Les critiques sur la mise en scène et le jeu de Julie Delpy me semblent excessives. Certes, le film est très académique, mais il est plutôt bien fait. En revanche, c'est le parti choisi par Delpy qui me semble douteux, non seulement sur le plan historique et réaliste, mais sur le plan du féminisme dont elle se revendique. Delpy tente de nous faire croire que la comtesse Bathory est devenue une serial killeuse par peur de vieillir et de perdre son jeune amant. Elle tombe ainsi dans un vieux piège. Bathory a longtemps été en effet accusée d'avoir commis ses crimes par "vanité", défaut censé être féminin par excellence, une femme ne pouvant pas commettre de telles atrocités par pur sadisme. Bathory est donc réduite à une créature pour qui son apparence compte avant tout, alors qu'il s'agissait d'une femme cultivée parlant six langues, gérant son domaine avec habileté. Certes, Delpy laisse entendre que Bathory pourrait être une innocente victime des manipulations d'un voisin avide de s'emparer de ses biens, mais elle ne sait pas choisir clairement entre les deux thèses. Incarner un tel monstre mythique n'était certes pas chose facile, mais le résultat ne semble pas à la hauteur des ambitions de la réalisatrice/actrice.
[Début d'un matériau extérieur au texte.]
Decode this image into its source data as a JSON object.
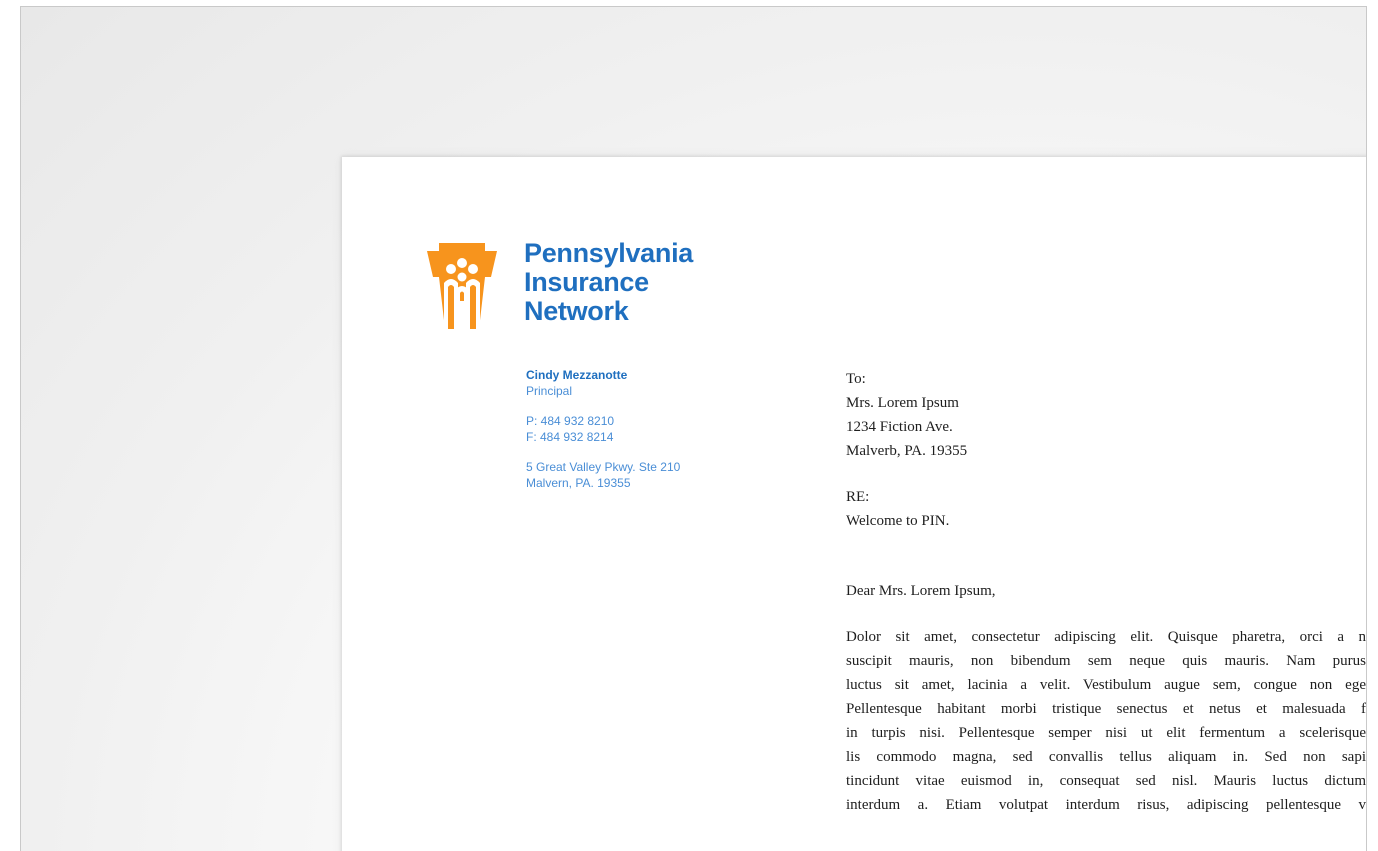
{
  "logo": {
    "icon": "keystone-people-icon",
    "brand_color": "#f7941d",
    "text_color": "#1f6fbf",
    "lines": [
      "Pennsylvania",
      "Insurance",
      "Network"
    ]
  },
  "sender": {
    "name": "Cindy Mezzanotte",
    "title": "Principal",
    "phone": "P: 484 932 8210",
    "fax": "F: 484 932 8214",
    "address_line1": "5 Great Valley Pkwy. Ste 210",
    "address_line2": "Malvern, PA. 19355"
  },
  "recipient": {
    "to_label": "To:",
    "name": "Mrs. Lorem Ipsum",
    "street": "1234 Fiction Ave.",
    "city": "Malverb, PA. 19355"
  },
  "re": {
    "label": "RE:",
    "subject": "Welcome to PIN."
  },
  "salutation": "Dear Mrs. Lorem Ipsum,",
  "body_lines": [
    "Dolor sit amet, consectetur adipiscing elit. Quisque pharetra, orci a n",
    "suscipit mauris, non bibendum sem neque quis mauris. Nam purus",
    "luctus sit amet, lacinia a velit. Vestibulum augue sem, congue non ege",
    "Pellentesque habitant morbi tristique senectus et netus et malesuada f",
    "in turpis nisi. Pellentesque semper nisi ut elit fermentum a scelerisque",
    "lis commodo magna, sed convallis tellus aliquam in. Sed non sapi",
    "tincidunt vitae euismod in, consequat sed nisl. Mauris luctus dictum",
    "interdum a. Etiam volutpat interdum risus, adipiscing pellentesque v"
  ]
}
Compte-tenu du sujet, on pouvait s'attendre à un film beaucoup plus marquant et surtout sensiblement plus gore. On peut apprécier le choix de Julie Delpy de ne pas tomber dans le film d'horreur et de se concentrer sur le portrait d'une femme qui refuse de vieillir, mais l'ensemble est quand même très désincarné et fade. J'ai aussi du mal à comprendre pourquoi elle n'a pas plus joué avec l'ambiguïté dégagée par la thématique de la machination qui occupe pourtant toute la fin du film. A quoi bon la développer à ce point alors que ce qu'elle montre à l'écran ne laisse aucun doute ? "La comtesse" joue à la fois sur l'exploitation des mythes populaires et sur celui d'une autre réalité potentielle, ce qui produit un film ambigu et frustrant faute de faire un choix net.
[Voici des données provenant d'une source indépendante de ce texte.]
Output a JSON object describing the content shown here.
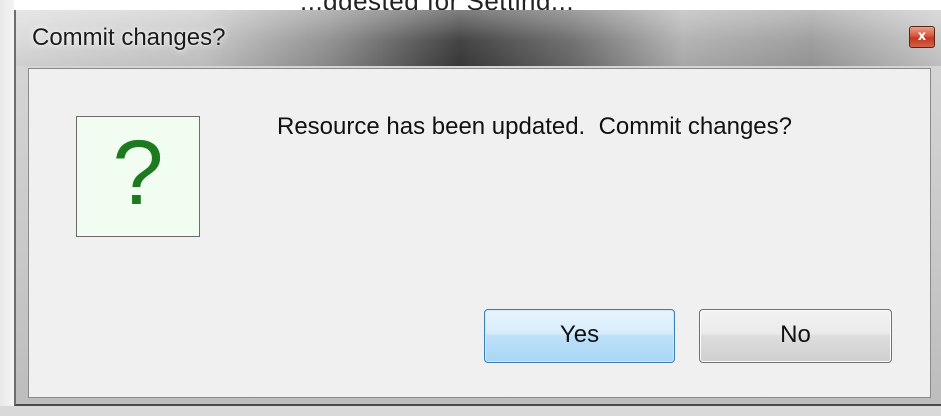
{
  "background_window": {
    "partial_text": "...ggested for Setting..."
  },
  "dialog": {
    "title": "Commit changes?",
    "close_glyph": "x",
    "icon": "question-mark-icon",
    "icon_glyph": "?",
    "message": "Resource has been updated.  Commit changes?",
    "buttons": {
      "yes_label": "Yes",
      "no_label": "No"
    }
  },
  "colors": {
    "icon_green": "#1e7a1e",
    "icon_background": "#f2fdf2",
    "close_red": "#c2391e",
    "default_button_blue": "#a8d6f6"
  }
}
Au lieu de choisir entre les trois versions possibles de la vie de Erzsébet Báthory (la légende noire historiquement fausse, le sadisme d'une multi-meurtrière ou l'innocence d'une femme de tête victime d'une machination), l'intrigue les mêle toutes, se privant d'une quelconque cohérence, d'autant qu'y est superposée une histoire d'amour mièvre invraisemblable. Tout en peignant une ambiance gothique léchée, la froideur de la réalisation, couplée au ton monocorde avec lequel les comédiens exhalent des dialogues artificiels, empêche une quelconque émotion de sourdre, sinon le dépit face au ridicule de l'entreprise - menée par une Julie Delpy que l'on pourrait accuser d'orgueil déplacé. Absurde.